If you are a fan of sci-fi cult movies, chances are you have seen ‘2001: A Space Odyssey’. The opening of the iconic film about the future, made in 1968, shows a chimpanzee using a bone as a tool. This is often considered a unique trait of humans, yet other animals create and use tools to their advantage. For example, humpback whales (Megaptera novaeangliae) create bubble-nets as a tool for capturing prey by exhaling air through their blowhole while swimming in circles. Although some studies have shown how humpback whales bubble-nets as tools for feeding, no one had studied how they adapt their bubble-nets to increase how many fish or krill they capture and how much energy they use while creating the fishing tool. So, scientists from the USA, Denmark and New Zealand recorded how solitary whales created their incredible bubble-nets to learn how the animals adapt these to help them increase the amount of fish they can gulp down and how this tool impacts the amount of energy they use while foraging.

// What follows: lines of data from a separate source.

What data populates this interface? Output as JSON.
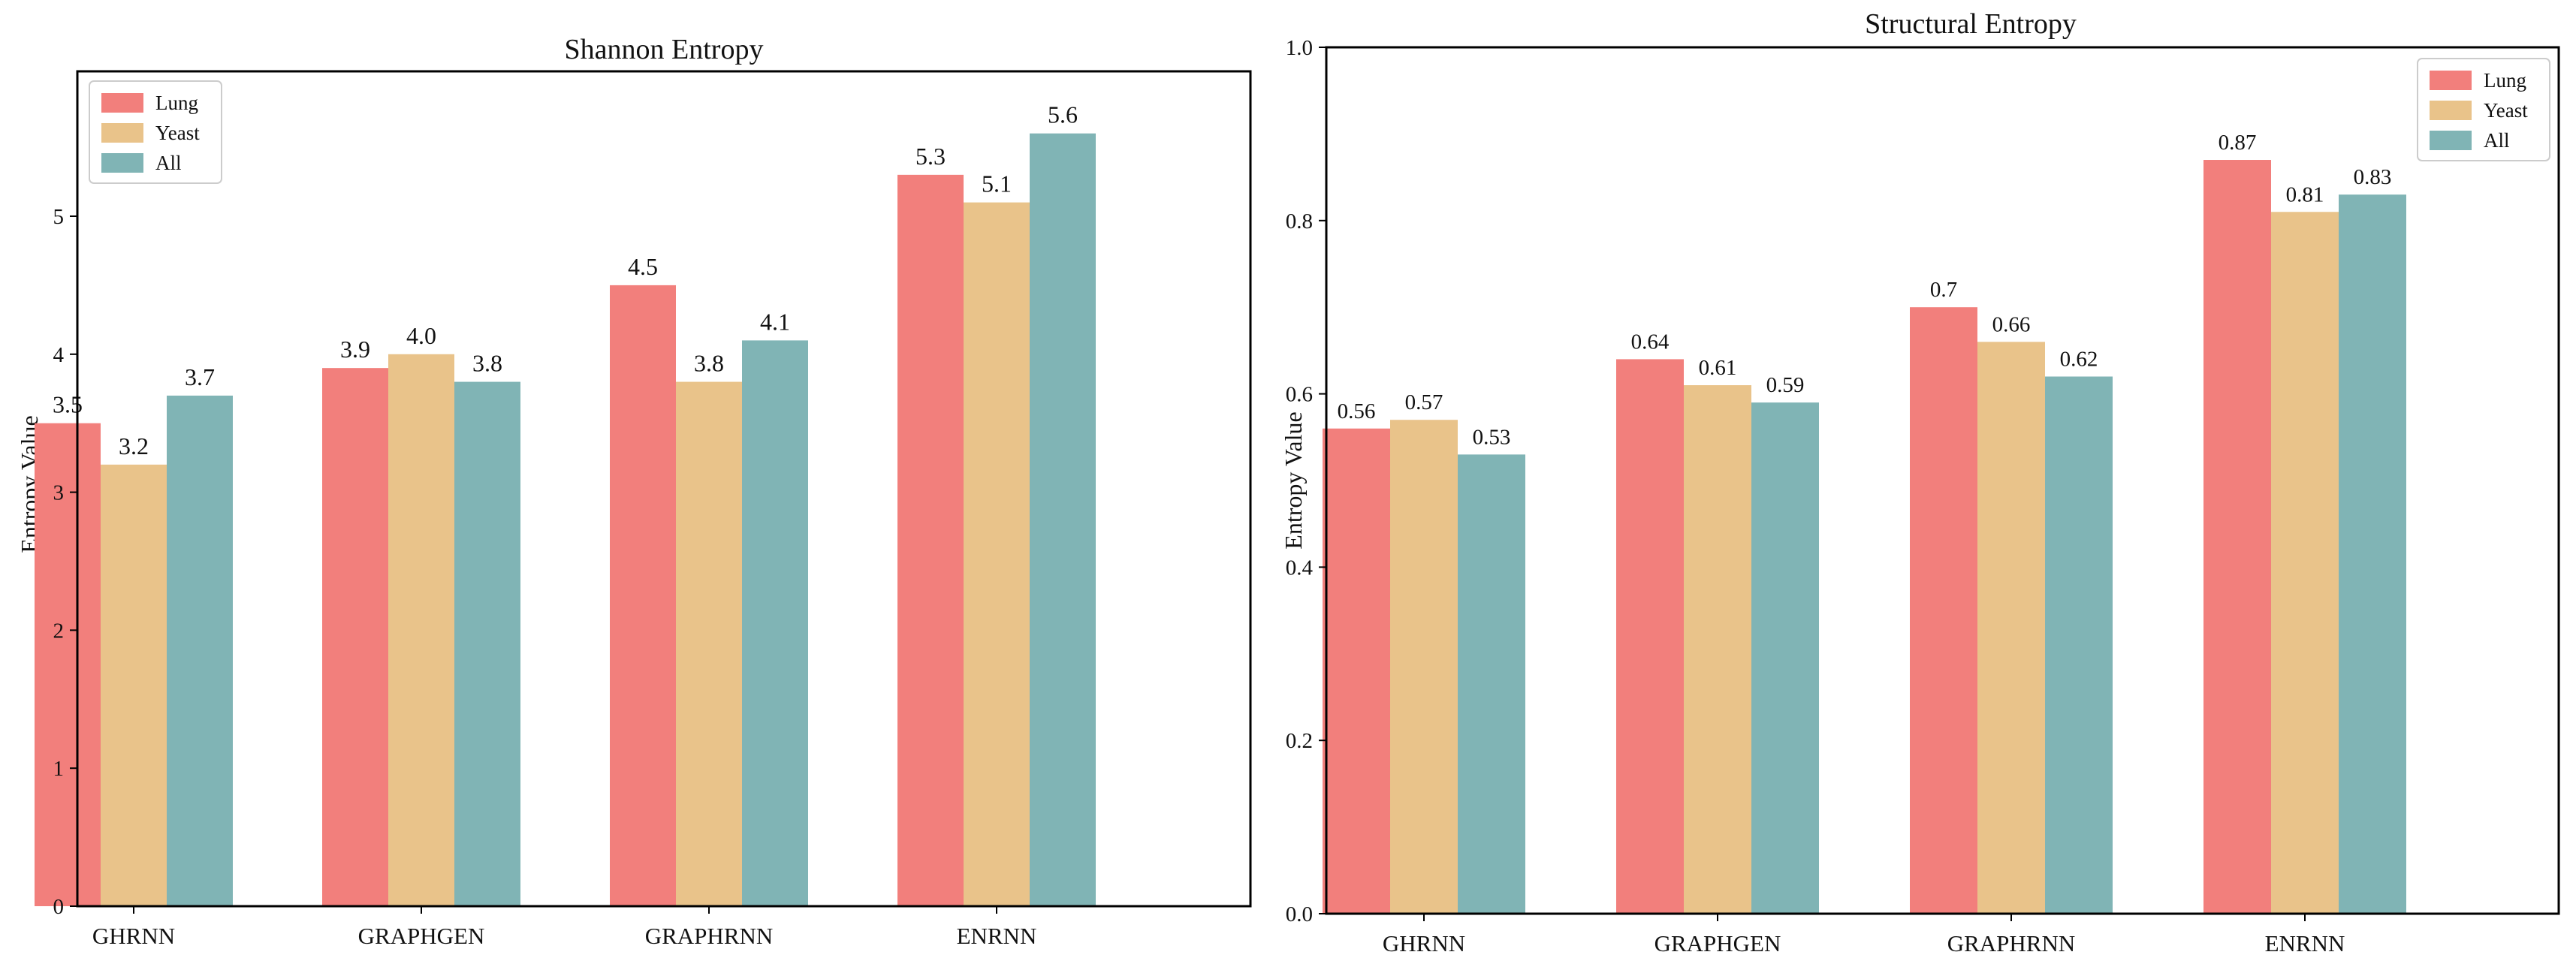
{
  "colors": {
    "Lung": "#f27f7c",
    "Yeast": "#e9c38a",
    "All": "#80b4b5"
  },
  "chart_data": [
    {
      "type": "bar",
      "title": "Shannon Entropy",
      "xlabel": "",
      "ylabel": "Entropy Value",
      "categories": [
        "GHRNN",
        "GRAPHGEN",
        "GRAPHRNN",
        "ENRNN"
      ],
      "series": [
        {
          "name": "Lung",
          "values": [
            3.5,
            3.9,
            4.5,
            5.3
          ],
          "labels": [
            "3.5",
            "3.9",
            "4.5",
            "5.3"
          ]
        },
        {
          "name": "Yeast",
          "values": [
            3.2,
            4.0,
            3.8,
            5.1
          ],
          "labels": [
            "3.2",
            "4.0",
            "3.8",
            "5.1"
          ]
        },
        {
          "name": "All",
          "values": [
            3.7,
            3.8,
            4.1,
            5.6
          ],
          "labels": [
            "3.7",
            "3.8",
            "4.1",
            "5.6"
          ]
        }
      ],
      "ylim": [
        0,
        6.05
      ],
      "yticks": [
        0,
        1,
        2,
        3,
        4,
        5
      ],
      "ytick_labels": [
        "0",
        "1",
        "2",
        "3",
        "4",
        "5"
      ],
      "legend": "top-left",
      "grid": false
    },
    {
      "type": "bar",
      "title": "Structural Entropy",
      "xlabel": "",
      "ylabel": "Entropy Value",
      "categories": [
        "GHRNN",
        "GRAPHGEN",
        "GRAPHRNN",
        "ENRNN"
      ],
      "series": [
        {
          "name": "Lung",
          "values": [
            0.56,
            0.64,
            0.7,
            0.87
          ],
          "labels": [
            "0.56",
            "0.64",
            "0.7",
            "0.87"
          ]
        },
        {
          "name": "Yeast",
          "values": [
            0.57,
            0.61,
            0.66,
            0.81
          ],
          "labels": [
            "0.57",
            "0.61",
            "0.66",
            "0.81"
          ]
        },
        {
          "name": "All",
          "values": [
            0.53,
            0.59,
            0.62,
            0.83
          ],
          "labels": [
            "0.53",
            "0.59",
            "0.62",
            "0.83"
          ]
        }
      ],
      "ylim": [
        0,
        1.0
      ],
      "yticks": [
        0,
        0.2,
        0.4,
        0.6,
        0.8,
        1.0
      ],
      "ytick_labels": [
        "0.0",
        "0.2",
        "0.4",
        "0.6",
        "0.8",
        "1.0"
      ],
      "legend": "top-right",
      "grid": false
    }
  ]
}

Andy Szabo (Alaska Whale Foundation, USA) and eight more scientists monitored the maneuvers of whales feeding alone using bubble-nets in northern Southeast Alaska between 14 and 19 July 2019, filming 23 of the massive mammals producing 83 bubble-nets, with drone cameras from above. In addition, they attached tags that recorded the movements of five whales, while also filming beneath the water, to get a closer view of what was going on. Szabo and the team then used this information to quantify the number – ranging from one to six – and area of the concentric bubble rings, as well as the distance between each ring. The team also used the information from the tagged whales to reconstruct 268 bubble-nets, showing that the whales often began producing the nets at ∼22 m depth, descending a further 3.4 m initially, while exhaling in pulses to produce the trains of bubbles, and exhaling 7.3 times more bubbles per minute while generating the inner ring of bubbles than the outer ring.

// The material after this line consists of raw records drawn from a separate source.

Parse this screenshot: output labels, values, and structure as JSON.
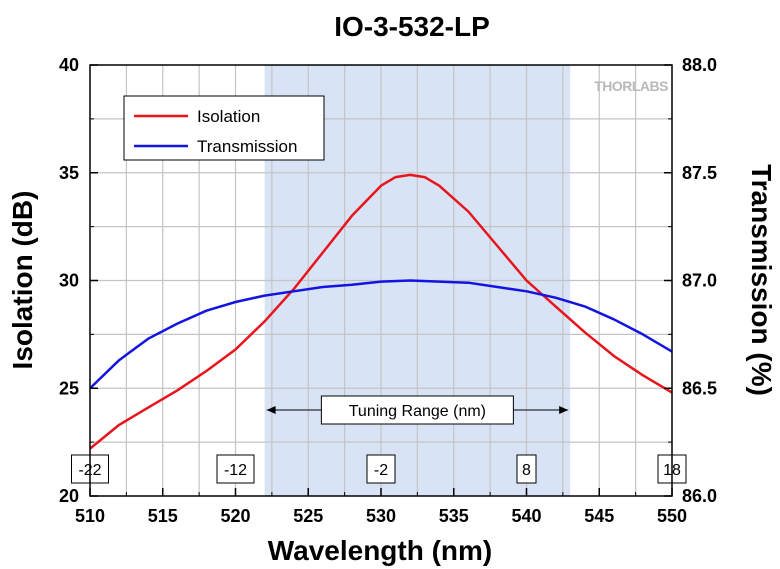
{
  "chart_data": {
    "type": "line",
    "title": "IO-3-532-LP",
    "xlabel": "Wavelength (nm)",
    "ylabel": "Isolation (dB)",
    "y2label": "Transmission (%)",
    "xlim": [
      510,
      550
    ],
    "ylim": [
      20,
      40
    ],
    "y2lim": [
      86.0,
      88.0
    ],
    "xticks": [
      510,
      515,
      520,
      525,
      530,
      535,
      540,
      545,
      550
    ],
    "yticks": [
      20,
      25,
      30,
      35,
      40
    ],
    "y2ticks": [
      "86.0",
      "86.5",
      "87.0",
      "87.5",
      "88.0"
    ],
    "grid": true,
    "legend_position": "top-left",
    "series": [
      {
        "name": "Isolation",
        "axis": "left",
        "color": "#e8141c",
        "x": [
          510,
          512,
          514,
          516,
          518,
          520,
          522,
          524,
          526,
          528,
          530,
          531,
          532,
          533,
          534,
          536,
          538,
          540,
          542,
          544,
          546,
          548,
          550
        ],
        "values": [
          22.2,
          23.3,
          24.1,
          24.9,
          25.8,
          26.8,
          28.1,
          29.6,
          31.3,
          33.0,
          34.4,
          34.8,
          34.9,
          34.8,
          34.4,
          33.2,
          31.6,
          30.0,
          28.8,
          27.6,
          26.5,
          25.6,
          24.8
        ]
      },
      {
        "name": "Transmission",
        "axis": "right",
        "color": "#1414e0",
        "x": [
          510,
          512,
          514,
          516,
          518,
          520,
          522,
          524,
          526,
          528,
          530,
          532,
          534,
          536,
          538,
          540,
          542,
          544,
          546,
          548,
          550
        ],
        "values": [
          86.5,
          86.63,
          86.73,
          86.8,
          86.86,
          86.9,
          86.93,
          86.95,
          86.97,
          86.98,
          86.995,
          87.0,
          86.995,
          86.99,
          86.97,
          86.95,
          86.92,
          86.88,
          86.82,
          86.75,
          86.67
        ]
      }
    ],
    "shaded_region": {
      "x": [
        522,
        543
      ],
      "color": "#d9e3f6",
      "label": "Tuning Range (nm)"
    },
    "tuning_markers": [
      {
        "x": 510,
        "label": "-22"
      },
      {
        "x": 520,
        "label": "-12"
      },
      {
        "x": 530,
        "label": "-2"
      },
      {
        "x": 540,
        "label": "8"
      },
      {
        "x": 550,
        "label": "18"
      }
    ]
  },
  "logo_text": "THORLABS"
}
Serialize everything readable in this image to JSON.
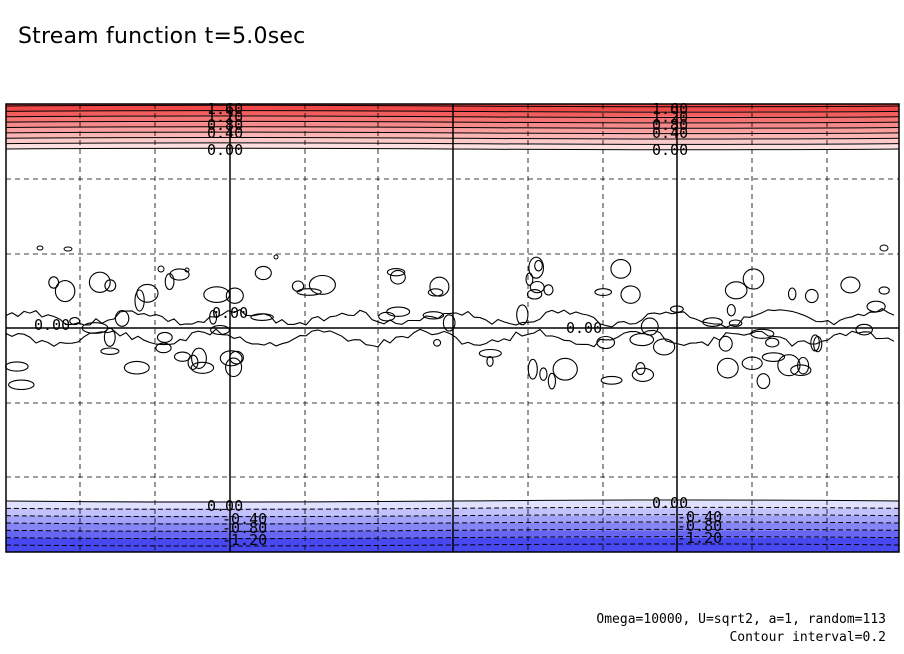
{
  "title": "Stream function t=5.0sec",
  "footer": {
    "params": "Omega=10000, U=sqrt2, a=1, random=113",
    "interval": "Contour interval=0.2"
  },
  "colors": {
    "positive_max": "#f04848",
    "positive_min": "#ffe0e0",
    "negative_max": "#4848f0",
    "negative_min": "#e0e0ff",
    "line": "#000000",
    "grid": "#000000"
  },
  "chart_data": {
    "type": "contour",
    "title": "Stream function t=5.0sec",
    "xlabel": "",
    "ylabel": "",
    "grid": true,
    "contour_interval": 0.2,
    "top_band": {
      "levels": [
        0.0,
        0.2,
        0.4,
        0.6,
        0.8,
        1.0,
        1.2,
        1.4,
        1.6
      ],
      "labels": [
        "1.60",
        "1.20",
        "0.80",
        "0.40",
        "0.00"
      ]
    },
    "center_labels": [
      "0.00",
      "0.00",
      "0.00"
    ],
    "bottom_band": {
      "levels": [
        0.0,
        -0.2,
        -0.4,
        -0.6,
        -0.8,
        -1.0,
        -1.2
      ],
      "labels": [
        "0.00",
        "-0.40",
        "-0.80",
        "-1.20"
      ]
    },
    "annotations": [
      "Omega=10000, U=sqrt2, a=1, random=113",
      "Contour interval=0.2"
    ]
  }
}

Analyzing the structure of the bubble-nets, Szabo and colleagues realized that each individual bubble, rising at 0.6 m s−1, is followed by a trail of smaller ‘capillary’ bubbles, traveling at just 0.1 m s−1 in its wake. The team also noticed that the bubbles forming the inner rings were smaller in size and were closer to each other than those in the outer rings. Szabo and the team found that the more rings within a net, the more concentrated the prey (krill) trapped within. According to the researchers, the whales lunge in to engulf the krill in a single mouthful shortly (∼10 s) after they stop making bubbles, reaching speeds that are typically 60% of those used by whales that have not produced a bubble-net when feeding. And when the team monitored the breathing rates of whales that were hunting conventionally and those that were producing bubble nets, they were similar, suggesting that building a bubble-net requires no more energy than feeding without.
In conclusion, humpback whales that use bubble-nets as tools do not use more energy when foraging than whales that simply lunge to engulf their prey. As krill do not like bubbles, the whales use bubble-nets to corral them, driving them inwards from the outer ring into the innermost ring, where they are easily consumed. Szabo and colleagues propose that the whales use bubble-nets for hunting when krill densities are low and krill are spread out in shallower waters. Humpback whales are a beautiful example of how some animals can think, plan and create a tool to hunt successfully, and they do this in locations where krill numbers would otherwise be too low to provide sufficient energy to justify the exertion.